Fifty miles from Little Rock, Arkansas, a former Mennonite minister, Robert Millar, built Elohim City, a paramilitary fortress, in anticipation of the endtimes. Millar believed that a series of cataclysms would strike the United States soon after the year 2000 and cleanse the unworthy and wicked from the Earth.
As millions were stockpiling firewood, bottled water, canned goods, and other necessities to withstand the apocalypse, some worriers posed the question of whether the millennium would actually begin on January 1, 2000—or January 1, 2001.
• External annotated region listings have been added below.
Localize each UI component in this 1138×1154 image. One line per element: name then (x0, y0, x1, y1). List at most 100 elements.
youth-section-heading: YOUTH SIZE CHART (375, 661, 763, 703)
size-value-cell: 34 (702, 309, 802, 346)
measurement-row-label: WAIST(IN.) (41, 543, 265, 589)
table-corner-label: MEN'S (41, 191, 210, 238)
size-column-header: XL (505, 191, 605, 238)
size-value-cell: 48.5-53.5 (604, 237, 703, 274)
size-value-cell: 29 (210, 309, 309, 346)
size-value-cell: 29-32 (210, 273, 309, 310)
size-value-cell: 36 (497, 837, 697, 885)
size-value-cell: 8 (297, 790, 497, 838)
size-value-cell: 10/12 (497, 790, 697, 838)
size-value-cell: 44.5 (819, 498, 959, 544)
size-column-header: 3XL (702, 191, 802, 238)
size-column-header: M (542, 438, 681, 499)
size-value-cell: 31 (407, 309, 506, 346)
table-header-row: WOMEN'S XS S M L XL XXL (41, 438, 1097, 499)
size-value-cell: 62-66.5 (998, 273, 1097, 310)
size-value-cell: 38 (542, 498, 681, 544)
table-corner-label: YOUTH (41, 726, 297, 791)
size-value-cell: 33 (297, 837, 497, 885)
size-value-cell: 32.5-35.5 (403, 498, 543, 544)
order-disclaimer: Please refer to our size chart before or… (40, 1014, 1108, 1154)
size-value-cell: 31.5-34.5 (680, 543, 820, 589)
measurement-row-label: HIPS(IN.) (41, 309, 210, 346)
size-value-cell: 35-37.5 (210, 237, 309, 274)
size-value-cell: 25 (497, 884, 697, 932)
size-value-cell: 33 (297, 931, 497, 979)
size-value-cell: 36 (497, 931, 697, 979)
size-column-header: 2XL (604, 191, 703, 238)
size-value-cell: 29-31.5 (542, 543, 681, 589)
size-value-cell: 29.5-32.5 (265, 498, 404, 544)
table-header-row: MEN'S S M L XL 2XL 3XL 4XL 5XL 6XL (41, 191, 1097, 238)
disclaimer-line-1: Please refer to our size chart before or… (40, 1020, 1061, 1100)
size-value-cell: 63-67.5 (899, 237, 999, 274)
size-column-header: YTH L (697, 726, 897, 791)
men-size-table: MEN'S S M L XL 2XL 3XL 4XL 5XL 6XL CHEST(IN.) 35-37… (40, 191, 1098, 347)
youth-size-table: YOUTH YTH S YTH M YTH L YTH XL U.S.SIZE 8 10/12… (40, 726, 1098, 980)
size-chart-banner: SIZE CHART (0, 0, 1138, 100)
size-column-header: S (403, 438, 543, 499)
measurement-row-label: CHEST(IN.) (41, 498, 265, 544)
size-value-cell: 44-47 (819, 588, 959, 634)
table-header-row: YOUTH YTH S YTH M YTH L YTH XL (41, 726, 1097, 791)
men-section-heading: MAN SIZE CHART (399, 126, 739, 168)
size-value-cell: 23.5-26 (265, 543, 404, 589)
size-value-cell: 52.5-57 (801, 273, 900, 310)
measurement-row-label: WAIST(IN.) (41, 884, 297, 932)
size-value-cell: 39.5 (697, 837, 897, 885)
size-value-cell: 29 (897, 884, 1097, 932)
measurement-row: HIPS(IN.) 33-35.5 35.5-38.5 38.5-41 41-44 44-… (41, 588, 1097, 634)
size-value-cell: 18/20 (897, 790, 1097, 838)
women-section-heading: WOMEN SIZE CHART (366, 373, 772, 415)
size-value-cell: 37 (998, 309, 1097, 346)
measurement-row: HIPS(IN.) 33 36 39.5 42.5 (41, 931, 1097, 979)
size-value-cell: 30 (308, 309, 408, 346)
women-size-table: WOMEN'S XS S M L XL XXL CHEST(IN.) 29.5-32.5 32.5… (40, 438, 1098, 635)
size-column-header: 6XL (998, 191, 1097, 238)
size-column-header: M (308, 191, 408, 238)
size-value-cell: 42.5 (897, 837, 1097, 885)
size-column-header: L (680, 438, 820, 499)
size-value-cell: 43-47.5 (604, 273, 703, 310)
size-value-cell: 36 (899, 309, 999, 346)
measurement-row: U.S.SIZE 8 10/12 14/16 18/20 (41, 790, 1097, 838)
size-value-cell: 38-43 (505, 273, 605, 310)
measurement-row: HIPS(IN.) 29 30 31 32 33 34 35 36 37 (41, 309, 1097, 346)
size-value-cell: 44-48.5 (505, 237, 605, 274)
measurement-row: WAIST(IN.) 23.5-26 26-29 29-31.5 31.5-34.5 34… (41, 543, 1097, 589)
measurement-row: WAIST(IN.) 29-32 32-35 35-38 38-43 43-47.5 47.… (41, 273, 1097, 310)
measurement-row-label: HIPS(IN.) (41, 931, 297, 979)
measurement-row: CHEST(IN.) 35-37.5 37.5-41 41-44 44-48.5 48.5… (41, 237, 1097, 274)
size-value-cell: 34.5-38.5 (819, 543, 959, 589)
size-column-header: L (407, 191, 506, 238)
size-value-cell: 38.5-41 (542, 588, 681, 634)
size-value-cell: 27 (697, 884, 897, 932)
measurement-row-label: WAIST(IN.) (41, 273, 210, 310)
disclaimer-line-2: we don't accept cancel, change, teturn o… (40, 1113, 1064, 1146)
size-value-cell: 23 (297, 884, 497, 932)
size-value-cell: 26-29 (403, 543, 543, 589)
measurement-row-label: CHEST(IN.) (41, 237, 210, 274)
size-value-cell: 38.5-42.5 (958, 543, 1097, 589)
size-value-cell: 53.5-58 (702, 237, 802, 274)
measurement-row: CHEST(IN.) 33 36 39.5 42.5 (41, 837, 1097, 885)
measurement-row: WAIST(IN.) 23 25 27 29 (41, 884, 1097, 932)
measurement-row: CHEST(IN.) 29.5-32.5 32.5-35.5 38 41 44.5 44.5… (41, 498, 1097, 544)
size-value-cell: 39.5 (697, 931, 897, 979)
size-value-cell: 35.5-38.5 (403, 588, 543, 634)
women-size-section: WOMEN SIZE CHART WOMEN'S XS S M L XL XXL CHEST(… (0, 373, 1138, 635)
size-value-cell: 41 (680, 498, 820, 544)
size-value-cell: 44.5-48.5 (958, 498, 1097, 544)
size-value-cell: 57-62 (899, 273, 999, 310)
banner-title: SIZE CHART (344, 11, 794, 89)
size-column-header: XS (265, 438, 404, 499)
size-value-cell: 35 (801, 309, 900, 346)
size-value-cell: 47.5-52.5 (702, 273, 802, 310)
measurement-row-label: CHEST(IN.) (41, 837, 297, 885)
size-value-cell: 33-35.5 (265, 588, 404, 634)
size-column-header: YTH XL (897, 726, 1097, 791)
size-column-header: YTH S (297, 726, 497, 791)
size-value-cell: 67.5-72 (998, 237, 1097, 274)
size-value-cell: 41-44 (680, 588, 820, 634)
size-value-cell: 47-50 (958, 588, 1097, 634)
Stephen Jay Gould, professor of zoology and geology at Harvard and an author of books about science, history, and philosophy, released his Questioning the Millennium: A Rationalist’s Guide to a Precisely Arbitrary Countdown in 1997. Gould discusses the human “fascination with numerical regularity” and notes that some philosophers have divided earthly history into a cycle of four based on the Four Empires in the apocalyptic chapters of the book of Daniel; others have advocated a fivefold division based on the five sequential political societies mentioned by Plato. “The millennium has been predicted and expected at almost any time, depending on the system in favor,” Gould writes. “Obviously, with Thomas Muentzer advocating 1525, William Miller 1844, Wovoka 1890, Chilembwe 1915, the year 1000 or 2000, and intervals of 1000 in general, could claim no special preference.”
When January 1, 2000, came without the world ending, and so did January 1, 2001, most of the world breathed a sigh of relief and smugly observed that the eternal clock is still ticking. Others pointed out that in the eternal scheme of things, what’s a five- or six-year delay when you’re dealing with a thousand or more?